Driver Codey McCurrach, who also works in the oil and gas sector, predicted the overall smaller number of bids this year. Despite the historical tie between Western Texas Intermediate oil prices and canvas bids, he said he was hesitant to say that correlation would continue in 2022.

“I think corporations are hesitant to show that they have profited through the last couple of years or even just as recent with the unreal oil prices we’re having right now,” he said.

He pointed to the past couple of years of layoffs and slimming of corporate spending as a reason why companies may not want to be seen spending large amounts on tarps.
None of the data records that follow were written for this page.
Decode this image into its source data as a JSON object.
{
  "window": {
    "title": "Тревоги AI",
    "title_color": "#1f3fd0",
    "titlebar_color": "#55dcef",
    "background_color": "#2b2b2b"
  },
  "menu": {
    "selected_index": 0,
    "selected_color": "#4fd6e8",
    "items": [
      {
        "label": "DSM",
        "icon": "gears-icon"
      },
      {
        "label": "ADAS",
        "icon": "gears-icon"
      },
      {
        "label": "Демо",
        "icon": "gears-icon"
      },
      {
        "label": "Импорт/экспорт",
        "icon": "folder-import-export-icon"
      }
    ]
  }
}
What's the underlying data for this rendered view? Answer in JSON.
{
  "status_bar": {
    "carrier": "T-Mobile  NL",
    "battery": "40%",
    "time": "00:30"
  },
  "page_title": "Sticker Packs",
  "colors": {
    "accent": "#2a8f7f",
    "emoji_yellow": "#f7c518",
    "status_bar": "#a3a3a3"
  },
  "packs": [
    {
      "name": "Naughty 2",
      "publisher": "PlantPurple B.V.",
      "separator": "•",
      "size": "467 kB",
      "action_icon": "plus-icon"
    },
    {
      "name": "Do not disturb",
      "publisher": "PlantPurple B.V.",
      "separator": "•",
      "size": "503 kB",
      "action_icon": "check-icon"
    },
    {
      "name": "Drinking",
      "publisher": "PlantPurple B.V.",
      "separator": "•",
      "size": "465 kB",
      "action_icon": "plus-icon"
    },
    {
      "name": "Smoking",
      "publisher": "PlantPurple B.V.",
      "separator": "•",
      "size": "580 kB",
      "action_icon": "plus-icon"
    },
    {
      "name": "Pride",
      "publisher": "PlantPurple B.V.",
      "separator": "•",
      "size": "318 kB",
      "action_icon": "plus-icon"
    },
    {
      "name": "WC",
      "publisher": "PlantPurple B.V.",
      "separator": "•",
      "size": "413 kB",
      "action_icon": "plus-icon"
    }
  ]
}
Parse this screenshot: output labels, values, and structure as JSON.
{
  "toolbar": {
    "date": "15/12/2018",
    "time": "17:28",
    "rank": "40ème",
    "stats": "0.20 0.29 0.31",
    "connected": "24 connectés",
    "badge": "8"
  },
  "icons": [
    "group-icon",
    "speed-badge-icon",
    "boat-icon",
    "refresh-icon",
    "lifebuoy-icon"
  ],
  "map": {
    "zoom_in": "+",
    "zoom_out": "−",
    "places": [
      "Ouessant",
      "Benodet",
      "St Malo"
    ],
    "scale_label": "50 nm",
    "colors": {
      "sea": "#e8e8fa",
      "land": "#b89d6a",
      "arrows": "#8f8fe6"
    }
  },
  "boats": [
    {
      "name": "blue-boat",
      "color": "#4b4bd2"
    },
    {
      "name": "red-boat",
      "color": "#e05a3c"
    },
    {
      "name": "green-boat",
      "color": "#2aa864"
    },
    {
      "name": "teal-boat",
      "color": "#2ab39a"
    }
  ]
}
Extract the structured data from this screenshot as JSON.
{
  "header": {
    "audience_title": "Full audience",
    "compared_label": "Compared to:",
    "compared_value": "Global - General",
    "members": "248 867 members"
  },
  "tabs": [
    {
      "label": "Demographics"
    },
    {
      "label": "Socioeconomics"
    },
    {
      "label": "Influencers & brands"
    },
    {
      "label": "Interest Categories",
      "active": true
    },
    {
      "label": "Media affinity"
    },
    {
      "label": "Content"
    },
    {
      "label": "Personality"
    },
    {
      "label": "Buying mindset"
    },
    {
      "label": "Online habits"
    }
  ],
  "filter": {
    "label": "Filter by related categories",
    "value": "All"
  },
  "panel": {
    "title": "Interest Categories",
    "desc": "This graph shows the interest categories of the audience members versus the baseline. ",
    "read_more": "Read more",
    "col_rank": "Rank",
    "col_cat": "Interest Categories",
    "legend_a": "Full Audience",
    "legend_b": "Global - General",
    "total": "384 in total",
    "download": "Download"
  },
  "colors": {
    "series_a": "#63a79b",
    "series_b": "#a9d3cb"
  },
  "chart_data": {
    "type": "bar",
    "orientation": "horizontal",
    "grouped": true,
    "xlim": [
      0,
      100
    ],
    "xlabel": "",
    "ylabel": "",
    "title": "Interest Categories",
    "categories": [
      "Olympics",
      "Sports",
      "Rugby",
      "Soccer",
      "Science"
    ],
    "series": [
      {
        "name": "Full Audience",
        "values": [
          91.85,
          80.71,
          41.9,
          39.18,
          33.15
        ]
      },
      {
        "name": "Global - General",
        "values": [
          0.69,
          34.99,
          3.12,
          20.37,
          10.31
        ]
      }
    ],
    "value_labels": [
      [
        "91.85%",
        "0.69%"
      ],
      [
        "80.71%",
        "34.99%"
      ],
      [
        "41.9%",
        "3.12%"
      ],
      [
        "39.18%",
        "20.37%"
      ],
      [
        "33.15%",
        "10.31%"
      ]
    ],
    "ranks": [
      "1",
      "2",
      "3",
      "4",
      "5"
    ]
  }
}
He also said that there is some lingering uncertainty about the economy, even though recent trends has been positive in the province.

Auctioneer Rob Bergevin at the Calgary Stampede Canvas Auction on Tuesday, April 12, 2022. ARYN TOOMBS / FOR LIVEWIRE CALGARY

Return of big money a possibility for 2023

But, said McCurrach, bidders would be back in 2023.

“They want to dabble a little bit, and if they had a good experience, maybe 2023 they’re going to spend that $100,000.”

Kent Stormoen, owner of Versatile Energy Services, put in the night’s highest bid of $185,000. He said that despite several years of tough conditions in the oil patch, he felt it was important to continue supporting the Calgary Stampede and the Bensmiller family.

Stormoen said that he felt some of the drivers should have received more for their tarps from the evening, but was impressed by the level of support shown overall.

“There’s some really good drivers that that sold after [Kurt Bensmiller] that I think deserved a little more recognition than they did,” he said.

“This has been my fourth year sponsoring now—we’ve had so much recognition through it, and it’s very important to be part of it.”

Vern Nolin tips his hat to the crowd after receiving a $180,000 bid during the Calgary Stampede Canvas Auction on Tuesday, April 12, 2022. ARYN TOOMBS / FOR LIVEWIRE CALGARY

Drivers excited to race again this year

Drivers, sponsors, and the Stampede all agree that having chuckwagon races this year is a welcome return of the sport to Calgary.

“It’s my living, wagon racing, and my family’s living, and we’re excited to move forward,” said Nolin.

“People look at it like ‘these guys are having a weekend vacation,’ and it’s not. I feed my family, and I pay my bills—I pay my house payment and stuff with these horses,” he said.

McCurrach said he was excited to return to racing after a two year absence due to the pandemic.

“But through that I’ve bought new horses, and I bought more horses, and I’m really excited for the year,” he said.

The Stampede is optimistic that they’ll be able to put on a full event in July, even if Covid-19 continues to be an issue come summertime.

“We learned a lot of things from the 2021 Stampede about what it takes to put on a live event safely for our community … we’re not throwing that out because it appears the pandemic is winding down,” said McDonough.

“We are in a full blown pandemic still, until told otherwise, so we will be modifying our behaviour as we did last year,” he said.

McDonough said the Stampede has been missing as part of the wider Calgary community, and that visitors missed live music—and chuckwagon racing.

“I’m happy to say they’re both coming back this year.”